Одним словом, актер как бы завершает труд многих работающих над спектаклем художников. Так в театре. Но в кино последняя инстанция не актер, а очень часто — оператор. Именно он отливает пластику актера в тот окончательный образ, который воспримет зритель. Скажем, в «Макбете» Ор сона Уэллса есть кадр: после убийства короля Макбет смотрит на свои окровавленные руки, протянутые прямо на аппарат. Широкоугольный объектив деформировал изображение, руки кажутся огромными, гораздо большими, чем лицо. И этим сказано все: искаженными пропорциями фигуры передано внутреннее состояние человека, изуродовавшего свою человеческую суть, убившего не только Дункана, но и себя как человека.
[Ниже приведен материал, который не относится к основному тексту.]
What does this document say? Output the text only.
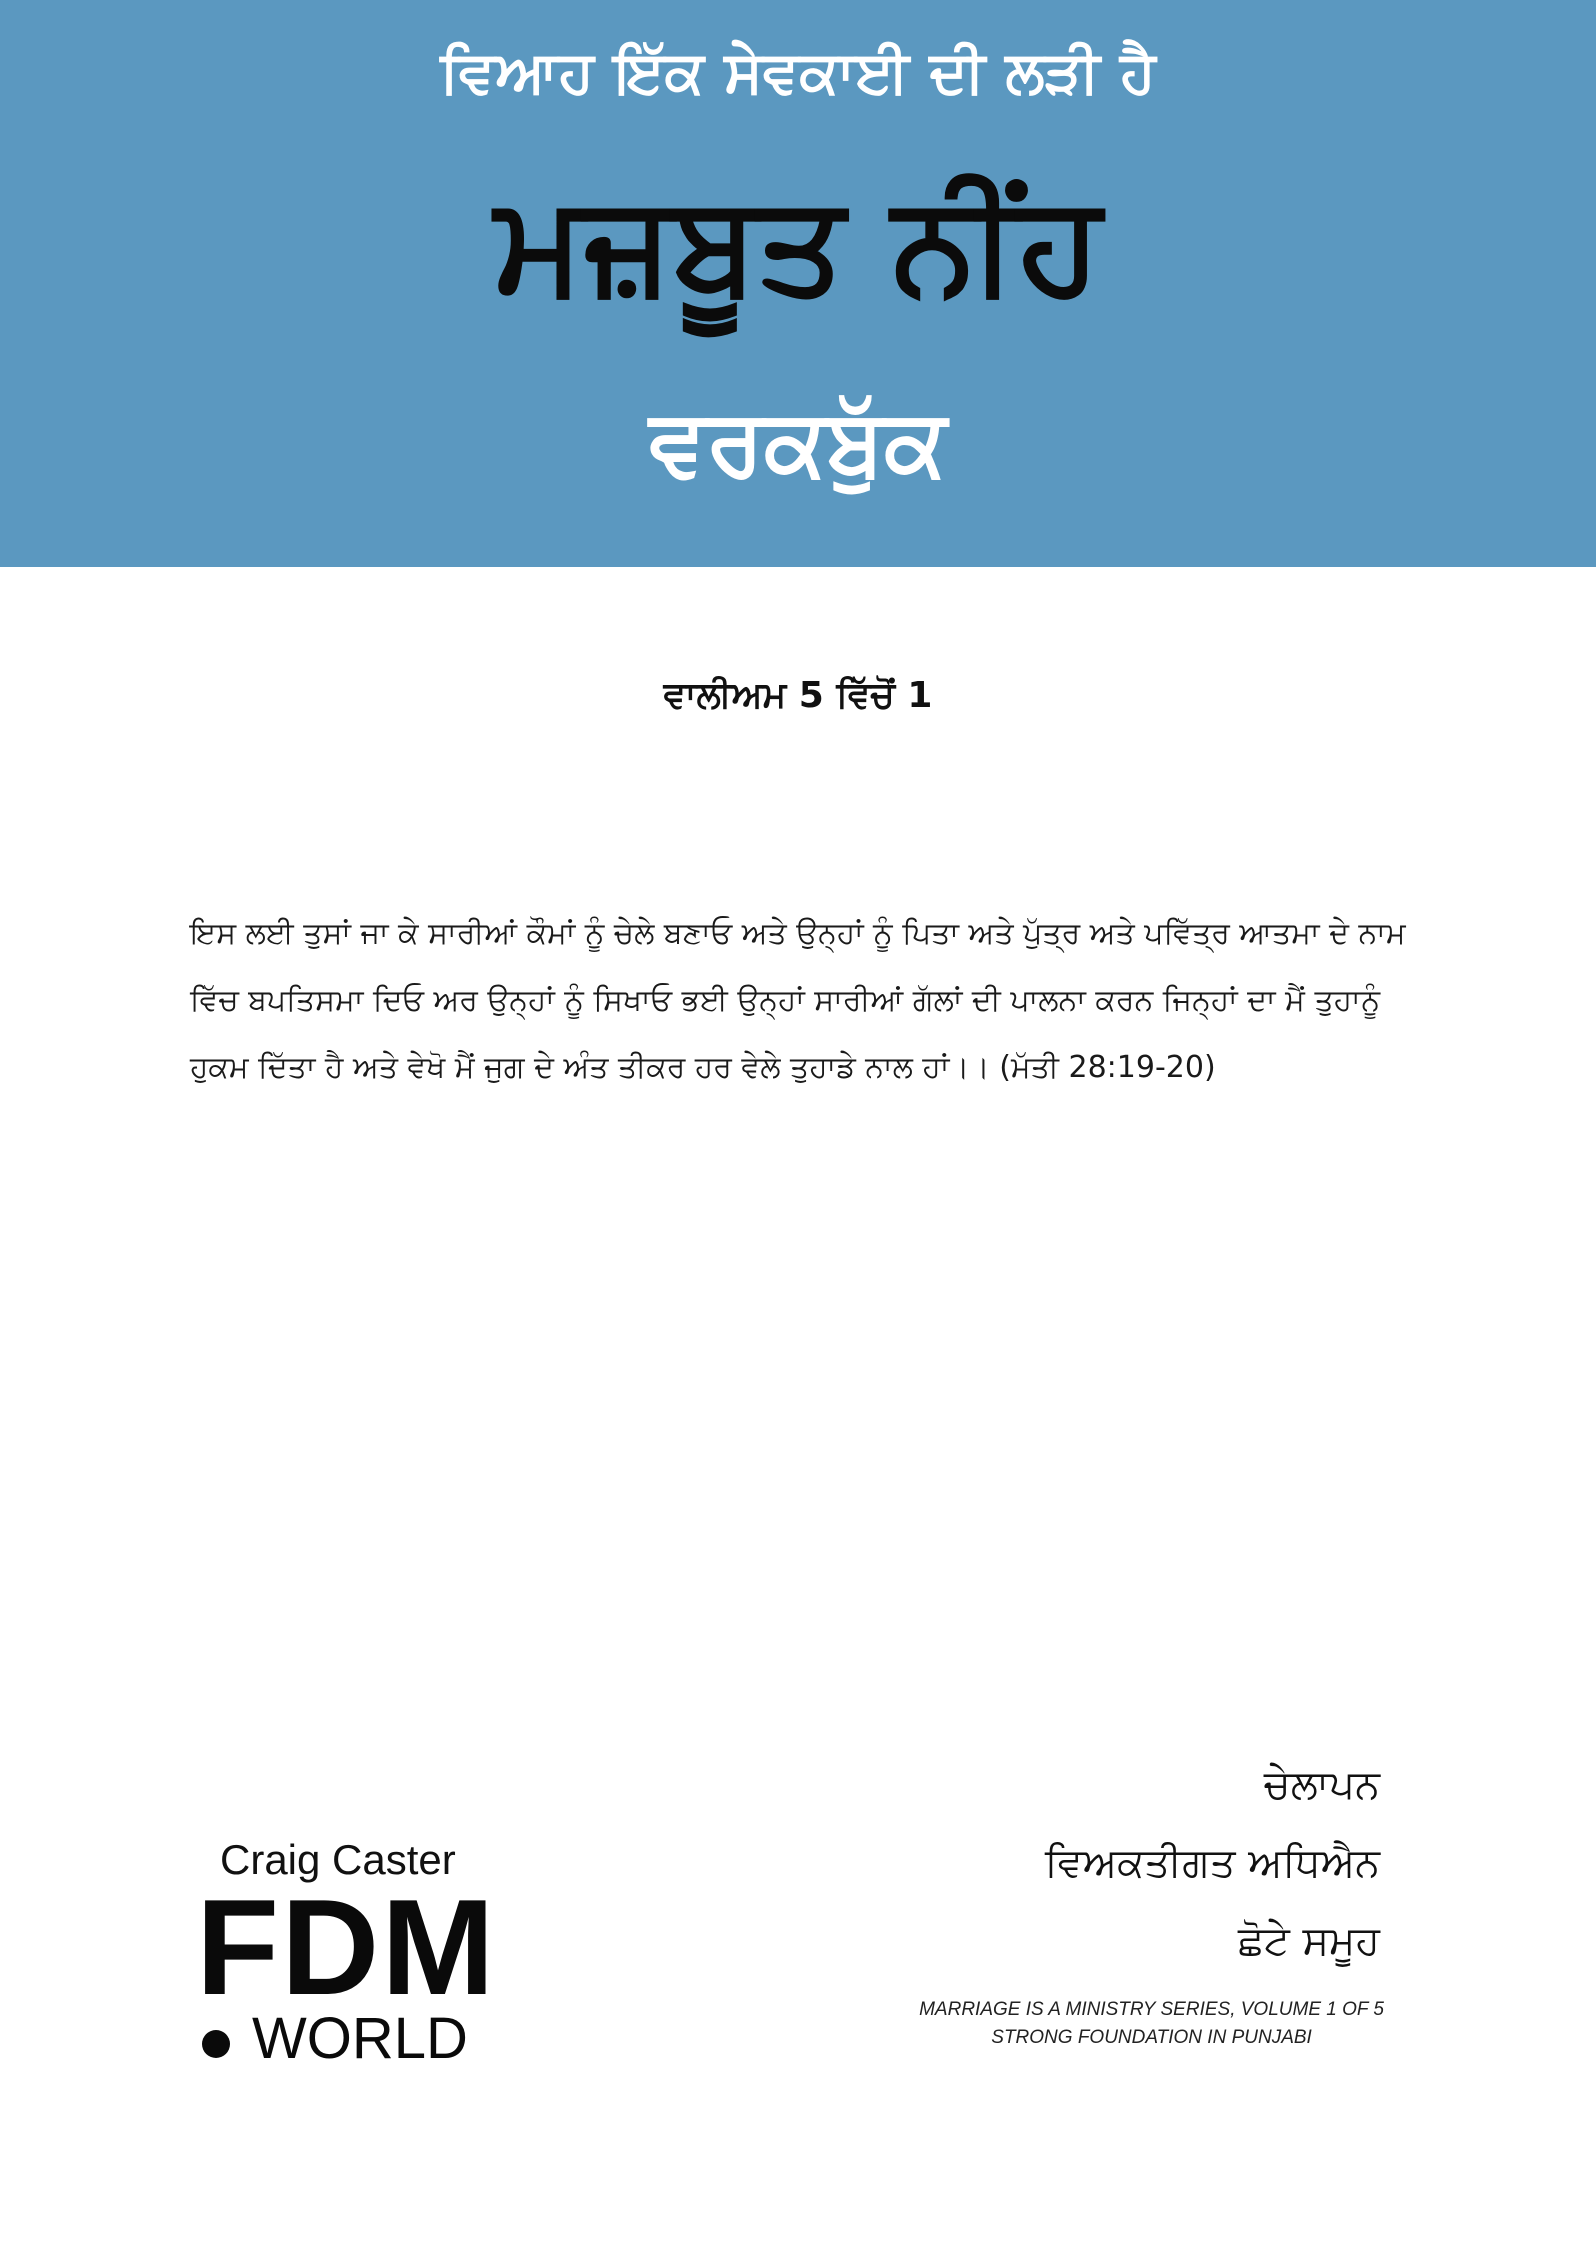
ਵਿਆਹ ਇੱਕ ਸੇਵਕਾਈ ਦੀ ਲੜੀ ਹੈ
ਮਜ਼ਬੂਤ ਨੀਂਹ
ਵਰਕਬੁੱਕ
ਵਾਲੀਅਮ 5 ਵਿੱਚੋਂ 1
ਇਸ ਲਈ ਤੁਸਾਂ ਜਾ ਕੇ ਸਾਰੀਆਂ ਕੌਮਾਂ ਨੂੰ ਚੇਲੇ ਬਣਾਓ ਅਤੇ ਉਨ੍ਹਾਂ ਨੂੰ ਪਿਤਾ ਅਤੇ ਪੁੱਤ੍ਰ ਅਤੇ ਪਵਿੱਤ੍ਰ ਆਤਮਾ ਦੇ ਨਾਮ
ਵਿੱਚ ਬਪਤਿਸਮਾ ਦਿਓ ਅਰ ਉਨ੍ਹਾਂ ਨੂੰ ਸਿਖਾਓ ਭਈ ਉਨ੍ਹਾਂ ਸਾਰੀਆਂ ਗੱਲਾਂ ਦੀ ਪਾਲਨਾ ਕਰਨ ਜਿਨ੍ਹਾਂ ਦਾ ਮੈਂ ਤੁਹਾਨੂੰ
ਹੁਕਮ ਦਿੱਤਾ ਹੈ ਅਤੇ ਵੇਖੋ ਮੈਂ ਜੁਗ ਦੇ ਅੰਤ ਤੀਕਰ ਹਰ ਵੇਲੇ ਤੁਹਾਡੇ ਨਾਲ ਹਾਂ।। (ਮੱਤੀ 28:19-20)
Craig Caster
FDM
WORLD
ਚੇਲਾਪਨ
ਵਿਅਕਤੀਗਤ ਅਧਿਐਨ
ਛੋਟੇ ਸਮੂਹ
MARRIAGE IS A MINISTRY SERIES, VOLUME 1 OF 5
STRONG FOUNDATION IN PUNJABI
Иногда сама драматургия предопределяет пластическое решение роли. Она не навязывает, но намечает, обозначает контуром характер движения. Очень ярко выражено это у Брехта. Скажем, в «Добром человеке из Сезуана» самим сюжетом задано раздвоение личности героини, воплощение ее в двух лицах — доброй Шен-Те и жестоком Шун-Та. А два воплощения — это уже два разных пластических рисунка. Характер брехтовской драматургии требует от актера «мышления пластикой». Так же, например, в «Носороге» Э. Ионеско. Превращение людей в носорогов — эта драматургическая метафора — может быть выражено именно в пластике.
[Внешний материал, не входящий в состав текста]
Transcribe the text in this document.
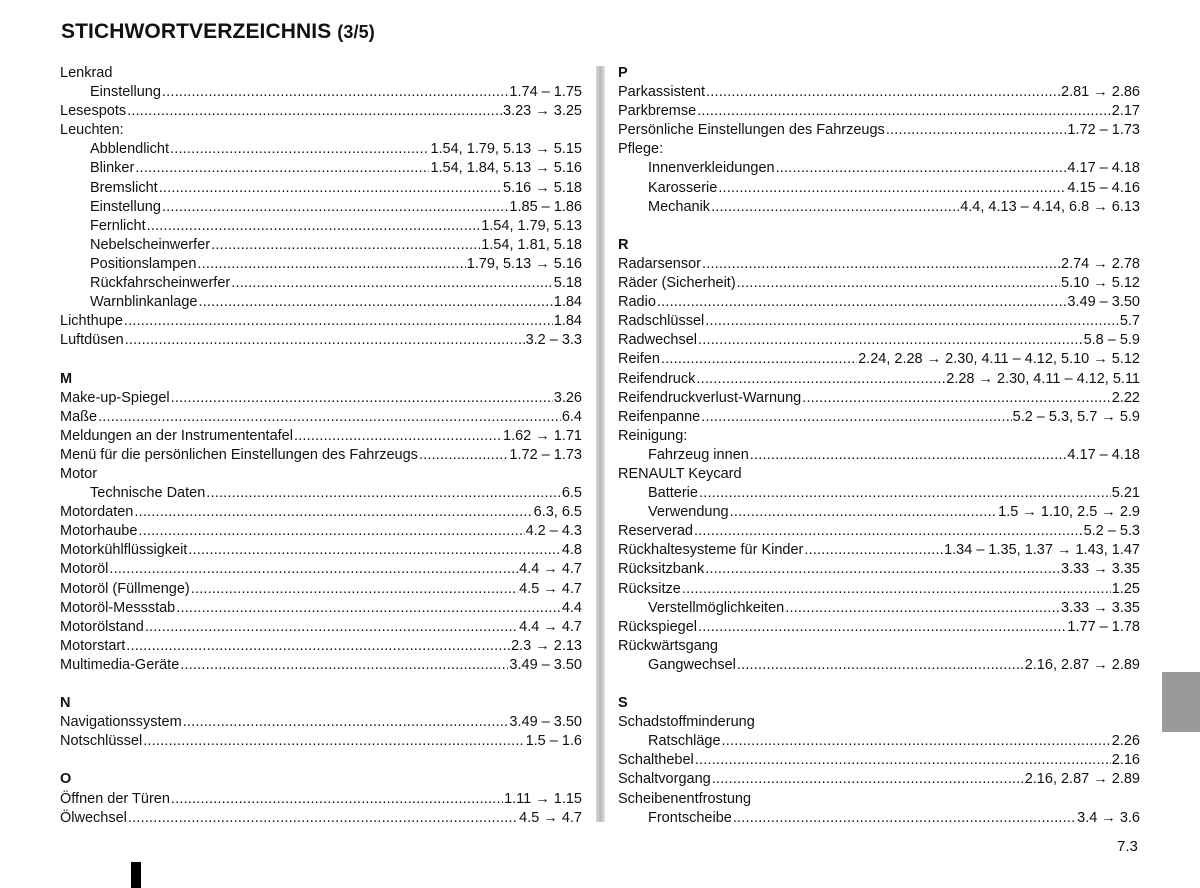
STICHWORTVERZEICHNIS (3/5)
Lenkrad
Einstellung .....	1.74 – 1.75
Lesespots .....	3.23 → 3.25
Leuchten:
Abblendlicht .....	1.54, 1.79, 5.13 → 5.15
Blinker .....	1.54, 1.84, 5.13 → 5.16
Bremslicht .....	5.16 → 5.18
Einstellung .....	1.85 – 1.86
Fernlicht .....	1.54, 1.79, 5.13
Nebelscheinwerfer .....	1.54, 1.81, 5.18
Positionslampen .....	1.79, 5.13 → 5.16
Rückfahrscheinwerfer .....	5.18
Warnblinkanlage .....	1.84
Lichthupe .....	1.84
Luftdüsen .....	3.2 – 3.3
M
Make-up-Spiegel .....	3.26
Maße .....	6.4
Meldungen an der Instrumententafel .....	1.62 → 1.71
Menü für die persönlichen Einstellungen des Fahrzeugs .....	1.72 – 1.73
Motor
Technische Daten .....	6.5
Motordaten .....	6.3, 6.5
Motorhaube .....	4.2 – 4.3
Motorkühlflüssigkeit .....	4.8
Motoröl .....	4.4 → 4.7
Motoröl (Füllmenge) .....	4.5 → 4.7
Motoröl-Messstab .....	4.4
Motorölstand .....	4.4 → 4.7
Motorstart .....	2.3 → 2.13
Multimedia-Geräte .....	3.49 – 3.50
N
Navigationssystem .....	3.49 – 3.50
Notschlüssel .....	1.5 – 1.6
O
Öffnen der Türen .....	1.11 → 1.15
Ölwechsel .....	4.5 → 4.7
P
Parkassistent .....	2.81 → 2.86
Parkbremse .....	2.17
Persönliche Einstellungen des Fahrzeugs .....	1.72 – 1.73
Pflege:
Innenverkleidungen .....	4.17 – 4.18
Karosserie .....	4.15 – 4.16
Mechanik .....	4.4, 4.13 – 4.14, 6.8 → 6.13
R
Radarsensor .....	2.74 → 2.78
Räder (Sicherheit) .....	5.10 → 5.12
Radio .....	3.49 – 3.50
Radschlüssel .....	5.7
Radwechsel .....	5.8 – 5.9
Reifen .....	2.24, 2.28 → 2.30, 4.11 – 4.12, 5.10 → 5.12
Reifendruck .....	2.28 → 2.30, 4.11 – 4.12, 5.11
Reifendruckverlust-Warnung .....	2.22
Reifenpanne .....	5.2 – 5.3, 5.7 → 5.9
Reinigung:
Fahrzeug innen .....	4.17 – 4.18
RENAULT Keycard
Batterie .....	5.21
Verwendung .....	1.5 → 1.10, 2.5 → 2.9
Reserverad .....	5.2 – 5.3
Rückhaltesysteme für Kinder .....	1.34 – 1.35, 1.37 → 1.43, 1.47
Rücksitzbank .....	3.33 → 3.35
Rücksitze .....	1.25
Verstellmöglichkeiten .....	3.33 → 3.35
Rückspiegel .....	1.77 – 1.78
Rückwärtsgang
Gangwechsel .....	2.16, 2.87 → 2.89
S
Schadstoffminderung
Ratschläge .....	2.26
Schalthebel .....	2.16
Schaltvorgang .....	2.16, 2.87 → 2.89
Scheibenentfrostung
Frontscheibe .....	3.4 → 3.6
7.3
Такие пьесы — особая, достаточно узкая область драматургии. Это в основном философские притчи, и условность их сюжета требует и условности актерской пластики. В драмах же традиционных, психологических пластика чаще всего не выражает всей концепции вещи, а служит, скорее всего, точному раскрытию характера — через точно найденный штрих, деталь.
Бывают талантливые актеры, как говорят, одаренные от Бога, — они могут, сами того не сознавая, создать выразительнейший пластический образ. Но если такой актер не понимает смысла того, что делает (а такие актеры есть, и в театральной среде они достаточно известны), то уровень. го исполнения может быть совершений разным — от триумфа до провала, от блистательного успеха до безнадежной неудачи.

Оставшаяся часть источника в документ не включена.